In [None]:
import pandas as pd
import numpy as np
import matplotlib.pyplot as plt
import pymc as pm
import arviz as az
#np.set_printoptions(suppress=True, formatter={'float_kind':'{:f}'.format}) #Prints in ordinary (as opposed to scientific) notation

## Poisson Regression: Labor Force Participation Dataset

We will analyze the MROZ dataset which comes from an Econometrica paper by Mroz in 1987 which gives data on a bunch of variables for married women in the year 1975. The variables in the dataset are: 

1. inlf: binary variable equaling 1 if the individual worked (i.e., they were 'in the labor force') in the year 1975 and 0 otherwise
2. hours: number of hours worked in 1975
3. kidslt6: number of kids < 6 years of age
4. kidsge6: number of kids 6-18 years of age
5. age: age in years
6. educ: years of schooling
7. wage: hourly wage in 1975
8. repwage: reported wage at interview in 1976
9. hushrs: hours worked by husband in 1975
10. husage: husband's age
11. huseduc: husband's years of schooling
12. huswage: husband's hourly wage in 1975
13. faminc: family income in 1975
14. mtr: federal marginal tax rate facing woman
15. motheduc: mother's years of schooling
16. fatheduc: father's years of schooling
17. unem: unemployment rate in county of residence
18. city: =1 if live in Standard metropolitan statistical area
19. exper: actual labor market experience
20. nwifeinc: (faminc - wage*hours)/1000
21. lwage: log(wage)
22. expersq: $\text{exper}^2$ (the square of the experience variable)

In [None]:
#Import the MROZ.csv dataset
mroz = pd.read_csv("MROZ.csv")
mroz.head(12)

In [None]:
#Several regressions can be fit on this dataset.
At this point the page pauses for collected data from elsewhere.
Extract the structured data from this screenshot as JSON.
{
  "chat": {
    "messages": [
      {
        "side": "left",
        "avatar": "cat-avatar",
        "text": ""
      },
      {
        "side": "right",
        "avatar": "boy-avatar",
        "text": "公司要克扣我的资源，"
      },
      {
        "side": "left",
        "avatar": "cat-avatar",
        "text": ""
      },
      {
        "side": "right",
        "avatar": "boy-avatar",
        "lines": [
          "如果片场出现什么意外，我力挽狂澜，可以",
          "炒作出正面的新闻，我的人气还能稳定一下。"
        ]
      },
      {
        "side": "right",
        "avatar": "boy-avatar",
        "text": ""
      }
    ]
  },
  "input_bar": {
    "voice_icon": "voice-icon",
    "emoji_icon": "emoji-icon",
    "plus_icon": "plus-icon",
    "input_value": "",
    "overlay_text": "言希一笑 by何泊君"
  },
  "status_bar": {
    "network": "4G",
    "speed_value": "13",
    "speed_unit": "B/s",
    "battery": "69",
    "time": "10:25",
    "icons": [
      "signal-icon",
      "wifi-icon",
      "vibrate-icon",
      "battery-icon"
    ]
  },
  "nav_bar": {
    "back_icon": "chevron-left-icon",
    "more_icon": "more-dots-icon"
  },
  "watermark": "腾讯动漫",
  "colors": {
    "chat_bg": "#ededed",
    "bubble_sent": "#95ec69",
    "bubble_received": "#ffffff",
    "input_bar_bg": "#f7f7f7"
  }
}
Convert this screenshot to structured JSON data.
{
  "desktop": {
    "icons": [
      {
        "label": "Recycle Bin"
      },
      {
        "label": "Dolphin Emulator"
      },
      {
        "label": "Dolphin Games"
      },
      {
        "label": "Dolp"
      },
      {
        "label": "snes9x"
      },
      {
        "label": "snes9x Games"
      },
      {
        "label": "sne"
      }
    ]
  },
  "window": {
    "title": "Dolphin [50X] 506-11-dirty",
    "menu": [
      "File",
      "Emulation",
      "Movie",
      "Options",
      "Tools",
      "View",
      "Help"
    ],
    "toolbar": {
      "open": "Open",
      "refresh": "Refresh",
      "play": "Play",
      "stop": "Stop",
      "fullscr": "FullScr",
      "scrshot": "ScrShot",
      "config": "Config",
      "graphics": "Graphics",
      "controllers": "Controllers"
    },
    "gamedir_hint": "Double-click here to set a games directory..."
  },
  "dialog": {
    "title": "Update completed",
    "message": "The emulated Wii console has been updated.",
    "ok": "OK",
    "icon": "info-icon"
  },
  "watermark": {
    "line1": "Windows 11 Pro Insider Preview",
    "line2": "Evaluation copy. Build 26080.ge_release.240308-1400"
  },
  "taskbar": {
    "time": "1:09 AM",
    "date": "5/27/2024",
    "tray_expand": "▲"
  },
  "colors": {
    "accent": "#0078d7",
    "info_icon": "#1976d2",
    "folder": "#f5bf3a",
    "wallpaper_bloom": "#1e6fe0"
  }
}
Let us fit one with
#hours as the response variable, and
#kidslt6, kidsge6, age, educ, exper, expersq, huswage, huseduc, hushrs, motheduc and fatheduc
#as covariates
import statsmodels.api as sm
#Define the response variable and covariates
Y = mroz['hours']
X = mroz[['kidslt6', 'kidsge6', 'age', 'educ', 
       'hushrs',  'huseduc', 'huswage',  'motheduc',
       'fatheduc', 'exper', 'expersq']].copy()
#Add a constant (intercept) to the model
X = sm.add_constant(X)

#Fit the model: 
model = sm.OLS(Y, X).fit()
print(model.summary())

In [None]:
#Usually one looks at the table above and drops variables for which the standard error
#is comparable to the estimated coefficient (equivalently, the variables for which the
#P>|t| value is large). 
#In this problem we can drop the variables motheduc, fatheduc, hushrs, huseduc and kidsge6
#Regression with a smaller number of covariates
#Define the response variable and covariates
Y = mroz['hours']
X = mroz[['kidslt6', 'age', 'educ', 
        'huswage', 'exper', 'expersq']].copy()
X = sm.add_constant(X) #add a constant (intercept) to the model
#Fit the model: 
linmodel = sm.OLS(Y, X).fit()
print(linmodel.summary())

In [None]:
#We can also take the Bayesian Approach and use PyMC:
import pymc as pm
mrozmod = pm.Model()
with mrozmod:
    # Priors for unknown model parameters
    b0 = pm.Flat("b0")
    b1 = pm.Flat("b1")
    b2 = pm.Flat("b2")
    b3 = pm.Flat("b3")
    b4 = pm.Flat("b4")
    b5 = pm.Flat("b5")
    b6 = pm.Flat("b6")
    log_sigma = pm.Flat("log_sigma")             
    sigma = pm.Deterministic("sigma", pm.math.exp(log_sigma))
    # Expected value of outcome
    mu = b0 + b1 * mroz['kidslt6'] +   b2 * mroz['age'] + b3 * mroz['educ'] + b4 * mroz['huswage'] + b5 * mroz['exper'] + b6 * mroz['expersq']
    # Likelihood
    Y_obs = pm.Normal("Y_obs", mu=mu, sigma=sigma, observed=mroz['hours'])
    idata = pm.sample(2000, chains = 2, return_inferencedata = True)  

In [None]:
b0_samples = idata.posterior['b0'].values.flatten()
b1_samples = idata.posterior['b1'].values.flatten()
b2_samples = idata.posterior['b2'].values.flatten()
b3_samples = idata.posterior['b3'].values.flatten()
b4_samples = idata.posterior['b4'].values.flatten()
b5_samples = idata.posterior['b5'].values.flatten()
b6_samples = idata.posterior['b6'].values.flatten()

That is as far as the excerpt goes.